Informative Vorträge vermittelten Wissenswertes und interessante Anekdoten aus der reichen Geschichte der Hansestadt. Musikalische Beiträge vom Plattdütsch-Verein im Rathaus und von Studenten der Hochschule für Musik und Theater im Barocksaal lockerten die über dreistündige Tour auf. Für fröhliche und festliche Stimmung war also gesorgt.
Aber was wäre ein Geburtstag ohne Geschenke? Gleich an zwei Stationen des Rundgangs wurden Gaben überreicht.

Wind wehte auch kräftig in die Segel der 14 Optimisten, die vor dem Rathaus an die Segelsportvereine übergeben wurden. Über die kleinen Segelboote freute sich besonders der Rostocker Segelnachwuchs, der das Durchschnittsalter der Geburtstagsgesellschaft an dieser Station merklich um einige Jahre verjüngte.

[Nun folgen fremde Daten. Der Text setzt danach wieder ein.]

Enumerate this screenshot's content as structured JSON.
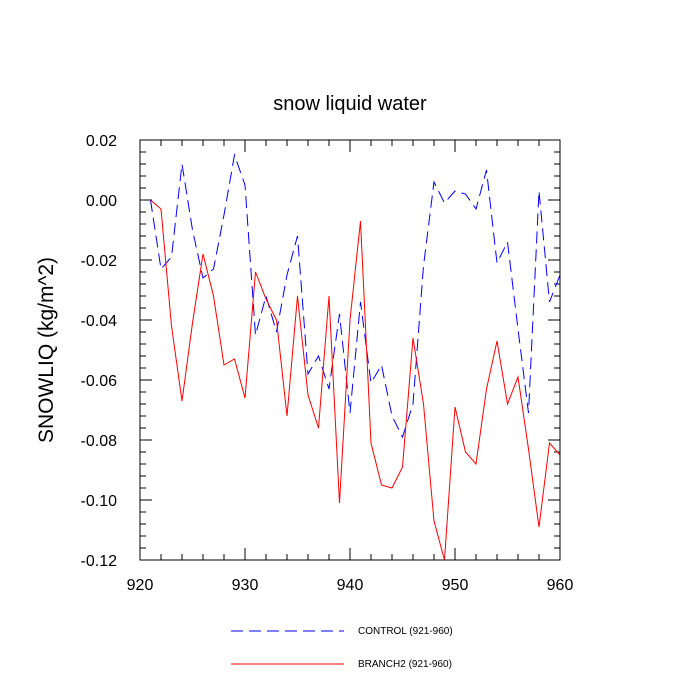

Schwerpunkt des Rundgangs war jedoch der Universitätsplatz. Gleich zwei Anlaufpunkte aus der jüngeren Geschichte Rostocks wurden hier näher unter die Lupe genommen: das Fünfgiebelhaus und der Brunnen der Lebensfreude.

„Nach einem zusammenhängenden Gestaltungskonzept entwickelten wir ein Haus, was von der Türklinke bis zum Revers des Kellners aus einem Gusse kommt“, sagt Architekt Baumbach über den damaligen Anspruch. Über die jetzige Ansicht des Hauses zeigt er sich verletzt. Sonnenschirme, Wäscheleinen und Werbeschriften verstellen den Blick auf das Glockenspiel, die Uhr und das Relief „Harlekin und Columbine“. Auch Bildhauer Wolfgang Friedrich beklagt, „wie sich der öffentliche Raum vernutzt.“ Für diese klaren Worte ernten beide zustimmenden Applaus der Zuhörer, während die Gäste des besagten Restaurants verdutzt von ihrem Eisbecher aufschauen.
Anschließend wandten sich beide dem danebenliegenden „Brunnen der Lebensfreude“ zu, der den Universitätsplatz schmückt. Die figürlichen Darstellungen von Menschen und Tieren wurden von Reinhard Dietrich und Jo Jastram angefertigt und 1980 aufgestellt. Seither übt der Brunnen nicht nur eine erfrischende Wirkung aus, sondern prägt - inmitten der Stadt gelegen - auch das Bild Rostocks auf besondere Weise.

Der Vergleich von alten grafischen Darstellungen, Gemälden und Fotografien verdeutlicht den Wandel unserer Hansestadt. Ein Wandel, der sich auch in unserer Gegenwart fortsetzt und für Diskussionsstoff sorgt, wie sich jüngst bei den Planungen zur Umgestaltung des Platzes am Kröpeliner Tors offenbarte und auch zum Abschluss des Stadtrundgangs noch einmal thematisiert wurde.